La diagnosi di Bersani: il Movimento è il nuovo Centro del sistema, affermazione che devo prendere alla lettera. Ma il Movimento è il cuore dell’antipolitica (in democrazia anche questo va accettato, anche se alla fine la cosa può fare, alla democrazia, assai male), con una egemonia crescente, disegnata recentemente in un articolo di Angelo Panebianco sul Corriere della sera che ha avuto molta eco.

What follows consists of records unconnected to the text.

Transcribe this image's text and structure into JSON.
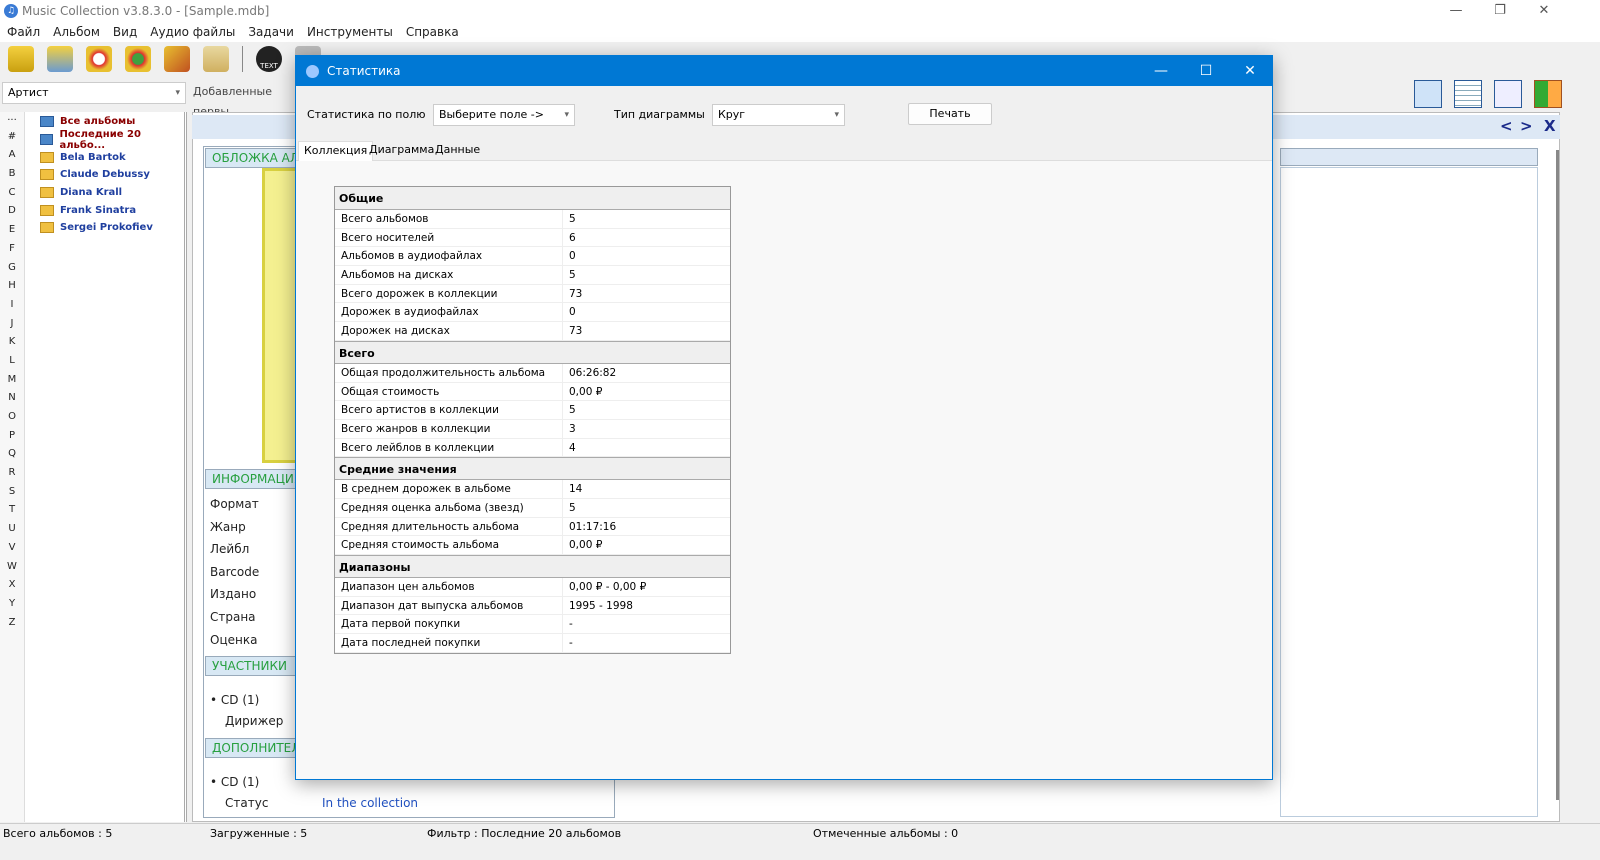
{
  "window": {
    "title": "Music Collection v3.8.3.0 - [Sample.mdb]"
  },
  "menu": [
    "Файл",
    "Альбом",
    "Вид",
    "Аудио файлы",
    "Задачи",
    "Инструменты",
    "Справка"
  ],
  "toolbar": {
    "text_button": "TEXT"
  },
  "filter": {
    "field_value": "Артист",
    "group_value": "Добавленные первы"
  },
  "alphabet": [
    "...",
    "#",
    "A",
    "B",
    "C",
    "D",
    "E",
    "F",
    "G",
    "H",
    "I",
    "J",
    "K",
    "L",
    "M",
    "N",
    "O",
    "P",
    "Q",
    "R",
    "S",
    "T",
    "U",
    "V",
    "W",
    "X",
    "Y",
    "Z"
  ],
  "tree": [
    {
      "label": "Все альбомы",
      "type": "special"
    },
    {
      "label": "Последние 20 альбо...",
      "type": "special"
    },
    {
      "label": "Bela Bartok",
      "type": "folder"
    },
    {
      "label": "Claude Debussy",
      "type": "folder"
    },
    {
      "label": "Diana Krall",
      "type": "folder"
    },
    {
      "label": "Frank Sinatra",
      "type": "folder"
    },
    {
      "label": "Sergei Prokofiev",
      "type": "folder"
    }
  ],
  "details": {
    "cover_header": "ОБЛОЖКА АЛЬБОМА",
    "info_header": "ИНФОРМАЦИЯ",
    "info_labels": [
      "Формат",
      "Жанр",
      "Лейбл",
      "Barcode",
      "Издано",
      "Страна",
      "Оценка"
    ],
    "participants_header": "УЧАСТНИКИ",
    "participants_disc": "CD (1)",
    "participants_role": "Дирижер",
    "extra_header": "ДОПОЛНИТЕЛЬНО",
    "extra_disc": "CD (1)",
    "status_label": "Статус",
    "status_value": "In the collection"
  },
  "nav": {
    "prev": "<",
    "next": ">",
    "close": "X"
  },
  "statusbar": {
    "total": "Всего альбомов : 5",
    "loaded": "Загруженные : 5",
    "filter": "Фильтр : Последние 20 альбомов",
    "marked": "Отмеченные альбомы : 0"
  },
  "dialog": {
    "title": "Статистика",
    "field_label": "Статистика по полю",
    "field_value": "Выберите поле ->",
    "chart_type_label": "Тип диаграммы",
    "chart_type_value": "Круг",
    "print_button": "Печать",
    "tabs": [
      "Коллекция",
      "Диаграмма",
      "Данные"
    ],
    "sections": [
      {
        "title": "Общие",
        "rows": [
          [
            "Всего альбомов",
            "5"
          ],
          [
            "Всего носителей",
            "6"
          ],
          [
            "Альбомов в аудиофайлах",
            "0"
          ],
          [
            "Альбомов на дисках",
            "5"
          ],
          [
            "Всего дорожек в коллекции",
            "73"
          ],
          [
            "Дорожек в аудиофайлах",
            "0"
          ],
          [
            "Дорожек на дисках",
            "73"
          ]
        ]
      },
      {
        "title": "Всего",
        "rows": [
          [
            "Общая продолжительность альбома",
            "06:26:82"
          ],
          [
            "Общая стоимость",
            "0,00 ₽"
          ],
          [
            "Всего артистов в коллекции",
            "5"
          ],
          [
            "Всего жанров в коллекции",
            "3"
          ],
          [
            "Всего лейблов в коллекции",
            "4"
          ]
        ]
      },
      {
        "title": "Средние значения",
        "rows": [
          [
            "В среднем дорожек в альбоме",
            "14"
          ],
          [
            "Средняя оценка альбома (звезд)",
            "5"
          ],
          [
            "Средняя длительность альбома",
            "01:17:16"
          ],
          [
            "Средняя стоимость альбома",
            "0,00 ₽"
          ]
        ]
      },
      {
        "title": "Диапазоны",
        "rows": [
          [
            "Диапазон цен альбомов",
            "0,00 ₽  -  0,00 ₽"
          ],
          [
            "Диапазон дат выпуска альбомов",
            "1995  -  1998"
          ],
          [
            "Дата первой покупки",
            "-"
          ],
          [
            "Дата последней покупки",
            "-"
          ]
        ]
      }
    ]
  }
}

Antipolitica? Sì. Giustizialismo oltre ogni limite accettabile; disprezzo per la democrazia rappresentativa; confusa democrazia di rete che produce episodi come quelli romani, seppelliti nella coscienza di molti; populismo dichiarato su Europa e dintorni, poco o niente si capisce che cosa vogliono. Contributo generale a far crescere nel paese insofferenza verso la politica, tutti corrotti, un avviso di garanzia è già condanna, e quando un problema sfiora uno di loro allora gli azzeccagarbugli trionfano, con scarse opposizioni, nelle televisioni più varie. Tutte le corde dell’antipolitica e del populismo messe sul terreno di gioco. Ora questo è diventato indubbiamente un elemento delle democrazie di massa, l’emozione, negli anni di crisi, sostituisce la ragionevolezza. I populismi hanno le loro ragioni per crescere, gli errori delle élite politiche sono tanti, la disaffezione alla politica ha le sue motivazioni serie. Nella pentola delle società ribollono sentimenti di critica radicale verso l’assetto delle cose. Il problema è come si risponde a tutto questo, se cavalcando gli istinti delle società, restando dentro la voce contraddittoria della protesta, magari rozzamente incoraggiandola, oppure dando una scossa etico-politica, l’avvio di una resistenza culturale, l’inizio finalmente di una lotta politica aperta sui grandi temi, dove la difficoltà, l’insufficienza delle culture di protesta è netta, evidente. Il mondo è complicato, il grido inarticolato che si ascolta in giro non basta, si può anche comprendere, qualche volta può perfino vincere, ma poi si mostra insufficiente. E allora questo è il tema di chi crede nella cultura del riformismo e non nell’accumulo di odio e disprezzo. Una lotta difficile che all’inizio può essere minoritaria, ma è destinata prima o dopo a prevalere se non perde la fiducia in se stessa.


Vedremo l’Europa, vedremo la Francia, un grande test vicino, quello che appare decisivo.
Macron, il candidato nuovo, combatte il populismo «destro» di Le Pen e quello «sinistro» di Mélenchon, affrontando i temi veri, non negando la crisi, ma con un netto rifiuto di assuefarsi all’andamento delle cose, alla irragionevolezza delle emozioni. Bene. Se Macron vincerà le elezioni francesi, previsione che mi sento di fare, questo sarà conferma che il populismo non va cavalcato, ma combattuto. Con le armi della democrazia, della rinascita tranquilla di una cultura politica aperta, seria, che entri nel cuore e nel cervello di un popolo, non dunque piluccando qua e là i loro temi, ma combattendo a viso aperto una battaglia che merita di esser combattuta, vincente o perdente che sia. Sarà i Pd capace di questo? E parlo del Pd come del partito che oggi è il perno del governo del Paese, e ha più responsabilità di altri. Bersani sembra aver fatto la sua scelta, chi sa forse proprio da qui, dall’avvio di una critica serrata a essa, qualcosa di nuovo e di bello può rinascere. Ma ci vuole l’intelligenza calma di chi sa di stare dalla parte giusta.